Most approaches in psychology posit the need for some sort of inferential or imaginative leap for infants (or anyone) to reach other minds. Infants are placed, inevitably, beyond the pale in terms of understanding things 'mental'. The assumption not only of a fundamental gap between minds, but between mind and behaviour, leads to problems in explaining infant social interactions and to unconvincing explanations of how social understanding develops. In this talk I explore some interactional phenomena from early infancy to argue that it is precisely the emotional recognition of the mentality of others within engagement that allows an appropriate development of social cognition. I focus specifically on early attentional and intentional engagements and offer an alternative to the standard explanation of the development of attention awareness. Joint attention, I will argue, is a late product of a much earlier awareness of attention as attention developed within mutual attentional engagements. It signifies, not the discovery of attention, but merely one point in the continually expanding awareness of the scope and meaning of attending. 

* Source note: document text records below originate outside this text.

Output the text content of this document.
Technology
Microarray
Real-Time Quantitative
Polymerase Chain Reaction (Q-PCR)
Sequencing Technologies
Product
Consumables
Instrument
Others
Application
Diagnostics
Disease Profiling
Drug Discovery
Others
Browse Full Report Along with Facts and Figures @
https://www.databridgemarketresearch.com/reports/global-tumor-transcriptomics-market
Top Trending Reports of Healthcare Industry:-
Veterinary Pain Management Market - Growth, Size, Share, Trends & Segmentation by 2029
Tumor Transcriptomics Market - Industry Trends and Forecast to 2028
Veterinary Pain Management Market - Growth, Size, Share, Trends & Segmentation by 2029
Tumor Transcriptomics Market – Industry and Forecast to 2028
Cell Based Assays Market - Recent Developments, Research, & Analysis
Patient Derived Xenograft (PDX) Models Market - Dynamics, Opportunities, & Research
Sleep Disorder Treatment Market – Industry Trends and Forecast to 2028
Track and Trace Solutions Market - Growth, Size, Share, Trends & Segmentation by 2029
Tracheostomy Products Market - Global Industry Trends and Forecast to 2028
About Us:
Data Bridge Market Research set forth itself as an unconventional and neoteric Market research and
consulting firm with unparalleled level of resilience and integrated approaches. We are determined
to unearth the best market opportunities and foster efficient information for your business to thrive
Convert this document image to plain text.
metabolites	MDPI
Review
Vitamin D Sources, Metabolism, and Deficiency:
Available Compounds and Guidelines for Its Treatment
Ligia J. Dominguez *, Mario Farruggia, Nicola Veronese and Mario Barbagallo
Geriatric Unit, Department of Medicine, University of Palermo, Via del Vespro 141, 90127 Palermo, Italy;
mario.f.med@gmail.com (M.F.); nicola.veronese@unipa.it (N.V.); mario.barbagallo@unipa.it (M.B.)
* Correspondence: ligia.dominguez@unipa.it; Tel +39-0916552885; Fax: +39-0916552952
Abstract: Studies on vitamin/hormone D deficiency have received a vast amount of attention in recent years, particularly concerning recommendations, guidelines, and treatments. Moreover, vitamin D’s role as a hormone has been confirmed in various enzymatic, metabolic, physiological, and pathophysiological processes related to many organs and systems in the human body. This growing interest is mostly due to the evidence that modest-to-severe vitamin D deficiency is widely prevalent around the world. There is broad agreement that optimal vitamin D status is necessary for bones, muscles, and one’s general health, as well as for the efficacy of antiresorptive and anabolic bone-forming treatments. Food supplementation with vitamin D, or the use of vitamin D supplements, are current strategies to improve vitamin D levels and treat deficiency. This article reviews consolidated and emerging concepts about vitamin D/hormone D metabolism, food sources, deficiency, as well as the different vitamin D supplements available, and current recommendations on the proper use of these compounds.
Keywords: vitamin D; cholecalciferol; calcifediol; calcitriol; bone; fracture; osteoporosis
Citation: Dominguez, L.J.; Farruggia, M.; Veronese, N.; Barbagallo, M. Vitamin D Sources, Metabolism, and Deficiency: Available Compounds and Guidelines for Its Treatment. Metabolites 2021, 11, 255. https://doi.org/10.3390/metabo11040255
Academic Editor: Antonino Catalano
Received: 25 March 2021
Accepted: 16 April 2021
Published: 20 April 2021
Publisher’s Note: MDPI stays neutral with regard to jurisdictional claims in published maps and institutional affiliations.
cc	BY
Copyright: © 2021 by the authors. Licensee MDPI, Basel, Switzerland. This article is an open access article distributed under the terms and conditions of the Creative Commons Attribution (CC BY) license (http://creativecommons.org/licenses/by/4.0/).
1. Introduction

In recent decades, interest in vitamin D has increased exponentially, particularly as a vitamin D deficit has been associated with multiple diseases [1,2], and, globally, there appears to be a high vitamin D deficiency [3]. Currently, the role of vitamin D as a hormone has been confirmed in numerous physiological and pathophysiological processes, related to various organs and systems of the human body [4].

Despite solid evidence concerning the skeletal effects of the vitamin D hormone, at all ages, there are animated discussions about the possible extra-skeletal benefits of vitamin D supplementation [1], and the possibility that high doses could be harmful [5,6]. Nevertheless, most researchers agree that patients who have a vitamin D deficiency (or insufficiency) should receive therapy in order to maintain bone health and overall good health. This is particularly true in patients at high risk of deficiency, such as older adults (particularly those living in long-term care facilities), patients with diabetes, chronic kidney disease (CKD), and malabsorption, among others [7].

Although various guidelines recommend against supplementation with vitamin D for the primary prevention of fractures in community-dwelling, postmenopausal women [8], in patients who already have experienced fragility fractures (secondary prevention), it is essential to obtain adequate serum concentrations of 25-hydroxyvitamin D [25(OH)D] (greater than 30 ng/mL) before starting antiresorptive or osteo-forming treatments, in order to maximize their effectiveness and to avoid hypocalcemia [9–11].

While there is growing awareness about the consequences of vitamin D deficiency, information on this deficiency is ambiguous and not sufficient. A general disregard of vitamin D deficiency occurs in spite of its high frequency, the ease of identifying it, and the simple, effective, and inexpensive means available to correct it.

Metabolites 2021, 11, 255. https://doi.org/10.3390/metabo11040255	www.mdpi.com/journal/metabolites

'The ‘Theory-Theory’ of Mind and the Aims of Sellars’ Original Myth of Jones', Jim O’Shea (University College Dublin) 

Recent proponents of the ‘theory-theory’ of mind sometimes trace its roots back half a century to Wilfrid Sellars’ famous ‘myth of Jones’ in his ‘Empiricism and the Philosophy of Mind’ (1956).   In this work Sellars developed an account of the intersubjective basis of our knowledge of the inner mental states of both self and others.  In particular Sellars suggested that our knowledge of inner thoughts and sensations is in some sense theoretical knowledge, although it is no easy task to determine the precise sense in which this claim should be taken.  In this paper I examine the philosophical background and aims of Sellars’ original account, with reflections on both its Kantian origins and its relationship to more recent debates concerning the ‘theory of mind’.